We’ll be analysing both sides of this coin. In our household example, we saw an unforeseen emergency posed before us that caused us to use up all our savings and take up a loan and be indebted to someone. Drawing analogies from it to understand the overview of a country, let’s assume the emergency the countries faced to be COVID-19. All countries resorted to borrowing money from monetary institutions, such as the International Monetary Fund (IMF), for their healthcare and other expenditures. The inability to repay this loan would leave countries in a deficit and eventually lead to a rise in prices and inflation. A Modern Monetary Theorist would suggest letting the deficit situation happen, which will be dealt with later on. The MMT will dictate that the governments emphasise spending towards infrastructure and generating employment for the public. For this, it would ask governments to focus more on monetary policy rather than fiscal policy. When the economy reaches inflation, the government will increase taxes to control it. This will lead to a chain of deficits, which, according to MMT, will be financed by the Central Bank by printing more currency and monetising the economy. The MMT believes that public monetary debt is only a nominal debt that can be dealt with, but the actual debt is the one where there is a lack of real resources like workforce, raw materials, etc. Hence, it emphasises more on creating jobs and keeping the economy afloat until full employment. Modern Monetary Theorist Stephanie Kelton says, “Sometimes if the economy were overheating, the government might call for a budgetary surplus. This is, basically, standard Keynesianism: spending during downturns, which then tapers as the economy reaches full employment.”

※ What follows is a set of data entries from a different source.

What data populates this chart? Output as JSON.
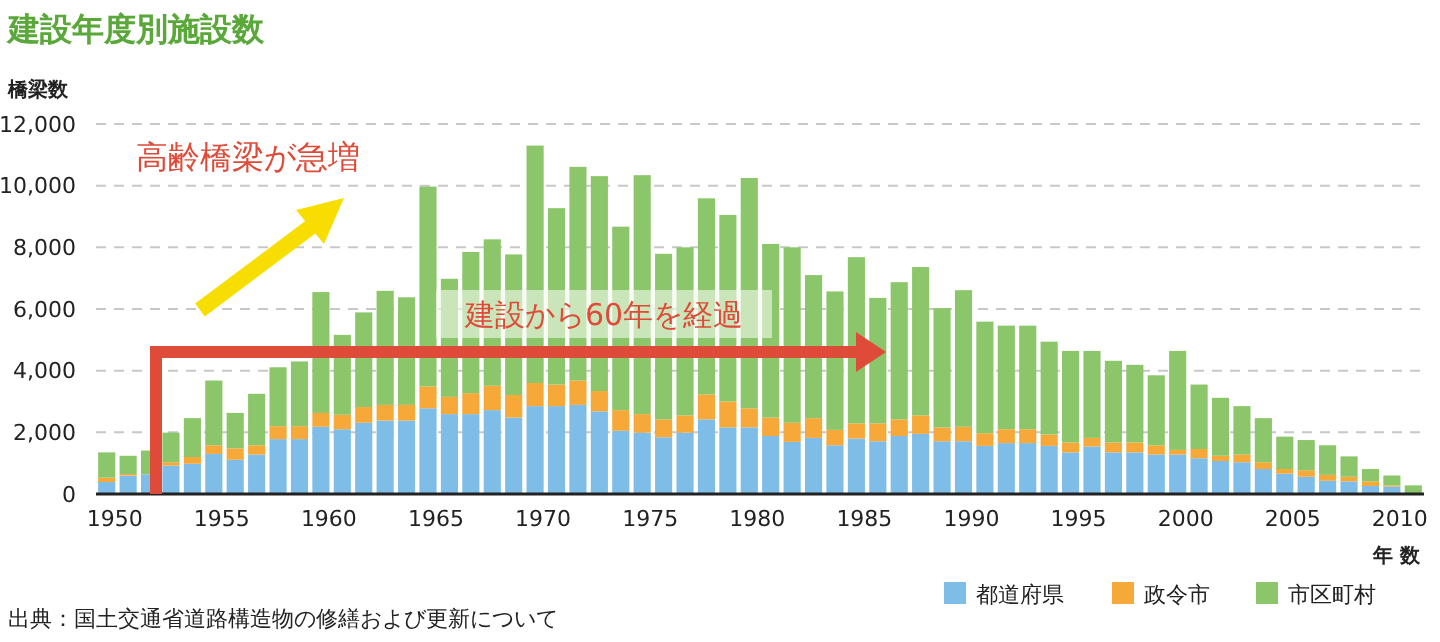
{
  "chart_data": {
    "type": "bar",
    "title": "建設年度別施設数",
    "ylabel": "橋梁数",
    "xlabel": "年 数",
    "categories": [
      "1950",
      null,
      null,
      null,
      null,
      "1955",
      null,
      null,
      null,
      null,
      "1960",
      null,
      null,
      null,
      null,
      "1965",
      null,
      null,
      null,
      null,
      "1970",
      null,
      null,
      null,
      null,
      "1975",
      null,
      null,
      null,
      null,
      "1980",
      null,
      null,
      null,
      null,
      "1985",
      null,
      null,
      null,
      null,
      "1990",
      null,
      null,
      null,
      null,
      "1995",
      null,
      null,
      null,
      null,
      "2000",
      null,
      null,
      null,
      null,
      "2005",
      null,
      null,
      null,
      null,
      "2010",
      null
    ],
    "stacked": true,
    "series": [
      {
        "name": "都道府県",
        "color": "#7dbde8",
        "values": [
          390,
          600,
          640,
          920,
          980,
          1300,
          1110,
          1280,
          1780,
          1780,
          2180,
          2100,
          2310,
          2380,
          2380,
          2780,
          2590,
          2590,
          2720,
          2480,
          2850,
          2850,
          2890,
          2680,
          2050,
          1990,
          1840,
          1990,
          2420,
          2160,
          2160,
          1880,
          1690,
          1820,
          1580,
          1800,
          1710,
          1880,
          1950,
          1710,
          1710,
          1560,
          1650,
          1650,
          1560,
          1350,
          1540,
          1350,
          1350,
          1280,
          1280,
          1160,
          1070,
          1030,
          810,
          660,
          560,
          430,
          410,
          260,
          240,
          0
        ]
      },
      {
        "name": "政令市",
        "color": "#f6a938",
        "values": [
          140,
          50,
          null,
          110,
          220,
          280,
          370,
          300,
          420,
          420,
          450,
          470,
          510,
          510,
          510,
          710,
          560,
          680,
          790,
          730,
          750,
          700,
          790,
          660,
          670,
          600,
          580,
          560,
          810,
          840,
          620,
          600,
          620,
          640,
          500,
          490,
          580,
          540,
          600,
          450,
          470,
          410,
          450,
          450,
          370,
          320,
          280,
          320,
          320,
          300,
          150,
          300,
          170,
          250,
          220,
          150,
          210,
          190,
          150,
          150,
          40,
          0
        ]
      },
      {
        "name": "市区町村",
        "color": "#8cc66a",
        "values": [
          820,
          590,
          770,
          960,
          1260,
          2100,
          1150,
          1670,
          1910,
          2100,
          3920,
          2590,
          3070,
          3700,
          3490,
          6480,
          3830,
          4580,
          4750,
          4560,
          7700,
          5720,
          6930,
          6970,
          5950,
          7750,
          5370,
          5450,
          6360,
          6050,
          7470,
          5630,
          5690,
          4640,
          4490,
          5390,
          4070,
          4450,
          4810,
          3870,
          4430,
          3620,
          3360,
          3360,
          3010,
          2970,
          2820,
          2650,
          2520,
          2270,
          3210,
          2090,
          1880,
          1570,
          1430,
          1050,
          980,
          960,
          660,
          400,
          320,
          280
        ]
      }
    ],
    "ylim": [
      0,
      12000
    ],
    "yticks": [
      0,
      {
        "value": 2000,
        "label": "2,000"
      },
      {
        "value": 4000,
        "label": "4,000"
      },
      {
        "value": 6000,
        "label": "6,000"
      },
      {
        "value": 8000,
        "label": "8,000"
      },
      {
        "value": 10000,
        "label": "10,000"
      },
      {
        "value": 12000,
        "label": "12,000"
      }
    ],
    "grid": "y",
    "legend": "bottom right",
    "annotations": [
      "高齢橋梁が急増",
      "建設から60年を経過",
      "出典：国土交通省道路構造物の修繕および更新について"
    ]
  }
}
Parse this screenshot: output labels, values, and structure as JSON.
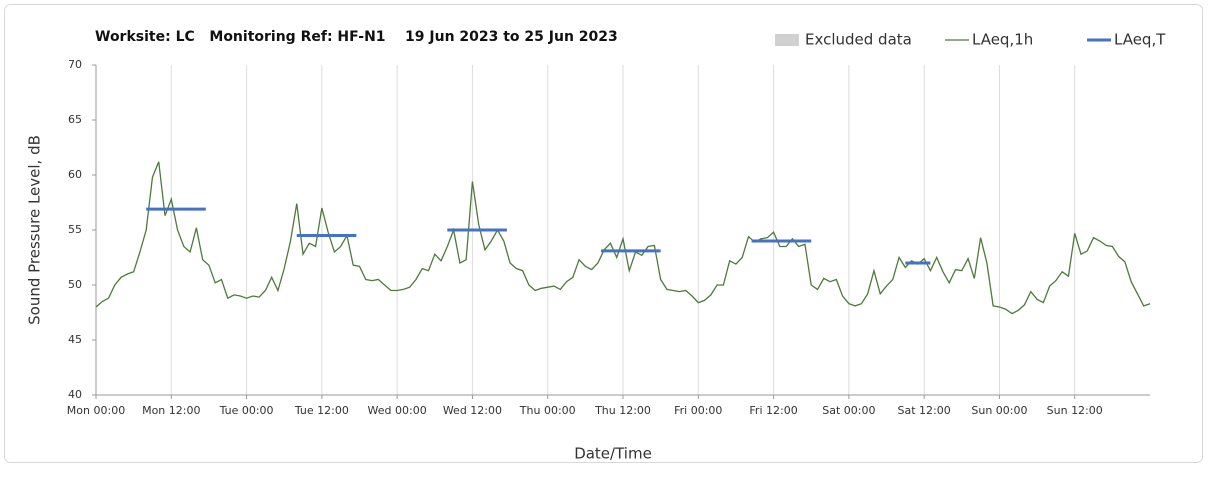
{
  "chart_data": {
    "type": "line",
    "title": "Worksite: LC   Monitoring Ref: HF-N1    19 Jun 2023 to 25 Jun 2023",
    "x_label": "Date/Time",
    "y_label": "Sound Pressure Level, dB",
    "xlim": [
      0,
      168
    ],
    "xticks": [
      {
        "value": 0,
        "label": "Mon 00:00"
      },
      {
        "value": 12,
        "label": "Mon 12:00"
      },
      {
        "value": 24,
        "label": "Tue 00:00"
      },
      {
        "value": 36,
        "label": "Tue 12:00"
      },
      {
        "value": 48,
        "label": "Wed 00:00"
      },
      {
        "value": 60,
        "label": "Wed 12:00"
      },
      {
        "value": 72,
        "label": "Thu 00:00"
      },
      {
        "value": 84,
        "label": "Thu 12:00"
      },
      {
        "value": 96,
        "label": "Fri 00:00"
      },
      {
        "value": 108,
        "label": "Fri 12:00"
      },
      {
        "value": 120,
        "label": "Sat 00:00"
      },
      {
        "value": 132,
        "label": "Sat 12:00"
      },
      {
        "value": 144,
        "label": "Sun 00:00"
      },
      {
        "value": 156,
        "label": "Sun 12:00"
      }
    ],
    "ylim": [
      40,
      70
    ],
    "yticks": [
      40,
      45,
      50,
      55,
      60,
      65,
      70
    ],
    "grid": "x",
    "legend": "top-right",
    "legend_items": [
      {
        "name": "Excluded data",
        "color": "#d0d0d0"
      }
    ],
    "x": [
      0,
      1,
      2,
      3,
      4,
      5,
      6,
      7,
      8,
      9,
      10,
      11,
      12,
      13,
      14,
      15,
      16,
      17,
      18,
      19,
      20,
      21,
      22,
      23,
      24,
      25,
      26,
      27,
      28,
      29,
      30,
      31,
      32,
      33,
      34,
      35,
      36,
      37,
      38,
      39,
      40,
      41,
      42,
      43,
      44,
      45,
      46,
      47,
      48,
      49,
      50,
      51,
      52,
      53,
      54,
      55,
      56,
      57,
      58,
      59,
      60,
      61,
      62,
      63,
      64,
      65,
      66,
      67,
      68,
      69,
      70,
      71,
      72,
      73,
      74,
      75,
      76,
      77,
      78,
      79,
      80,
      81,
      82,
      83,
      84,
      85,
      86,
      87,
      88,
      89,
      90,
      91,
      92,
      93,
      94,
      95,
      96,
      97,
      98,
      99,
      100,
      101,
      102,
      103,
      104,
      105,
      106,
      107,
      108,
      109,
      110,
      111,
      112,
      113,
      114,
      115,
      116,
      117,
      118,
      119,
      120,
      121,
      122,
      123,
      124,
      125,
      126,
      127,
      128,
      129,
      130,
      131,
      132,
      133,
      134,
      135,
      136,
      137,
      138,
      139,
      140,
      141,
      142,
      143,
      144,
      145,
      146,
      147,
      148,
      149,
      150,
      151,
      152,
      153,
      154,
      155,
      156,
      157,
      158,
      159,
      160,
      161,
      162,
      163,
      164,
      165,
      166,
      167,
      168
    ],
    "series": [
      {
        "name": "LAeq,1h",
        "color": "#4e7a3a",
        "values": [
          48.0,
          48.5,
          48.8,
          50.0,
          50.7,
          51.0,
          51.2,
          53.0,
          55.0,
          59.8,
          61.2,
          56.3,
          57.8,
          55.0,
          53.5,
          53.0,
          55.2,
          52.3,
          51.8,
          50.2,
          50.5,
          48.8,
          49.1,
          49.0,
          48.8,
          49.0,
          48.9,
          49.5,
          50.7,
          49.5,
          51.5,
          54.0,
          57.4,
          52.8,
          53.8,
          53.5,
          57.0,
          54.8,
          53.0,
          53.5,
          54.5,
          51.8,
          51.7,
          50.5,
          50.4,
          50.5,
          50.0,
          49.5,
          49.5,
          49.6,
          49.8,
          50.5,
          51.5,
          51.3,
          52.8,
          52.2,
          53.5,
          55.0,
          52.0,
          52.3,
          59.4,
          55.5,
          53.2,
          54.0,
          55.0,
          54.0,
          52.0,
          51.5,
          51.3,
          50.0,
          49.5,
          49.7,
          49.8,
          49.9,
          49.6,
          50.3,
          50.7,
          52.3,
          51.7,
          51.4,
          52.0,
          53.2,
          53.8,
          52.5,
          54.2,
          51.3,
          53.0,
          52.7,
          53.5,
          53.6,
          50.5,
          49.6,
          49.5,
          49.4,
          49.5,
          49.0,
          48.4,
          48.6,
          49.1,
          50.0,
          50.0,
          52.2,
          51.9,
          52.5,
          54.4,
          53.9,
          54.2,
          54.3,
          54.8,
          53.5,
          53.5,
          54.2,
          53.5,
          53.7,
          50.0,
          49.6,
          50.6,
          50.3,
          50.5,
          49.0,
          48.3,
          48.1,
          48.3,
          49.2,
          51.3,
          49.2,
          49.9,
          50.5,
          52.5,
          51.6,
          52.2,
          51.9,
          52.4,
          51.3,
          52.5,
          51.2,
          50.2,
          51.4,
          51.3,
          52.4,
          50.6,
          54.3,
          52.0,
          48.1,
          48.0,
          47.8,
          47.4,
          47.7,
          48.2,
          49.4,
          48.7,
          48.4,
          49.9,
          50.4,
          51.2,
          50.8,
          54.7,
          52.8,
          53.1,
          54.3,
          54.0,
          53.6,
          53.5,
          52.6,
          52.1,
          50.3,
          49.2,
          48.1,
          48.3
        ]
      },
      {
        "name": "LAeq,T",
        "color": "#4472c4",
        "segments": [
          {
            "start": 8,
            "end": 17.5,
            "value": 56.9
          },
          {
            "start": 32,
            "end": 41.5,
            "value": 54.5
          },
          {
            "start": 56,
            "end": 65.5,
            "value": 55.0
          },
          {
            "start": 80.5,
            "end": 90,
            "value": 53.1
          },
          {
            "start": 104.5,
            "end": 114,
            "value": 54.0
          },
          {
            "start": 129,
            "end": 133,
            "value": 52.0
          }
        ]
      }
    ]
  }
}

Undoubtedly, there are critiques to this theory, who question its credibility when put to actual use in the real world. Some academicians have the belief that MMT holds a very surface-level understanding of inflation and does not cater to the circle of inflations that this may lead to, and also wholly neglects the occurrence of cost-push inflation, which may happen even when the economy is not at its maximum level of productivity or total capacity. Others believe that MMT relies too much on printing new currency while not considering the devaluation of the currency that may happen as a result, even if the government manages to sell off treasury bonds and tighten public spending.
Therefore, answering the central question: Is Modern Monetary Theory the solution to revive a post-COVID-19 economy?
The answer is yes, but with precautions. Despite all the criticism, Modern Monetary Theory is seen as a resort to revive the economy of developed countries amid a pandemic crisis, and some countries may even be adopting some elements of the MMT to head towards a full-employment situation slowly. Of course, complete reliance on the printing of currency is not the ideal situation. Hence, the need of the hour is for countries to focus on sustainable inflation and accurate forecasting of inflation. Kelton says, “the models aren’t perfect, but we can do a pretty good job.”